Here we go, I thought. He pulled out a list. No dairy, no wheat, no corn, no garlic, no onions, no peppers (or pepper), no hot spices, etc. The list goes on.
I felt tears prick the corners of my eye, but I also told myself: “This is it. This is where you normally panic, but you don’t have to start imagining what life will be like if you do what he says. You don’t even know that that will happen anyway. You can choose to follow his advice, to any degree that you like. Just because he says you should do this, doesn’t mean you will. It’s up to you to decide.”
And just like that, the tears vanished. I didn’t exactly feel happy, but I did feel calm. I took the list and the drops he prescribed me and left. I decided I would take the list into account as much as possible, but that I wouldn’t beat myself up if I ended up having to eat forbidden foods from time to time. If I could lower the acidity in my body at least a little bit, then great.
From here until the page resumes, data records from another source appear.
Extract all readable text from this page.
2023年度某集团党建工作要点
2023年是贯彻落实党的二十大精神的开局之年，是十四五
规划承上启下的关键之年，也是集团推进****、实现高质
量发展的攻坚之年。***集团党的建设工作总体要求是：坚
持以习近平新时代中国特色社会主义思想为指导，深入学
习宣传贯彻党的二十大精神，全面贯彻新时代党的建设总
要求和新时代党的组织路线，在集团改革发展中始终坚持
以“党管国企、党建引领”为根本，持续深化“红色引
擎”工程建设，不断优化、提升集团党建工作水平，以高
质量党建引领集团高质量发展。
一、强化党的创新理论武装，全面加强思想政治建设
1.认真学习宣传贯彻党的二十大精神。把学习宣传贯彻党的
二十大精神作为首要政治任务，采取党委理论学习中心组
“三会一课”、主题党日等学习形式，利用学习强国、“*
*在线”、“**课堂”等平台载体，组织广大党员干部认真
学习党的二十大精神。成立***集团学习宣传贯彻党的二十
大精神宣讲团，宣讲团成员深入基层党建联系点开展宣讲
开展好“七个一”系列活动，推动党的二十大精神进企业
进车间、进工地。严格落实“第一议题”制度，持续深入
But I wouldn’t let it become a burden.
I’m only on Day 8 of Camp Calm, but I guess my conclusion so far is this:
You are not your thoughts.
They don’t control you, even if they try to catch your attention almost all of your waking life. If you find yourself starting to think about something unpleasant, it’s possible to stop. You don’t have to have imaginary conversations with yourself or other people in your head, especially if they induce stress. You can stop them. You can walk away, by concentrating on the present and on what’s happening around you. It’s almost never as terrible or scary or far-reaching as you think it is.
And I think that’s pretty comforting. Don’t you?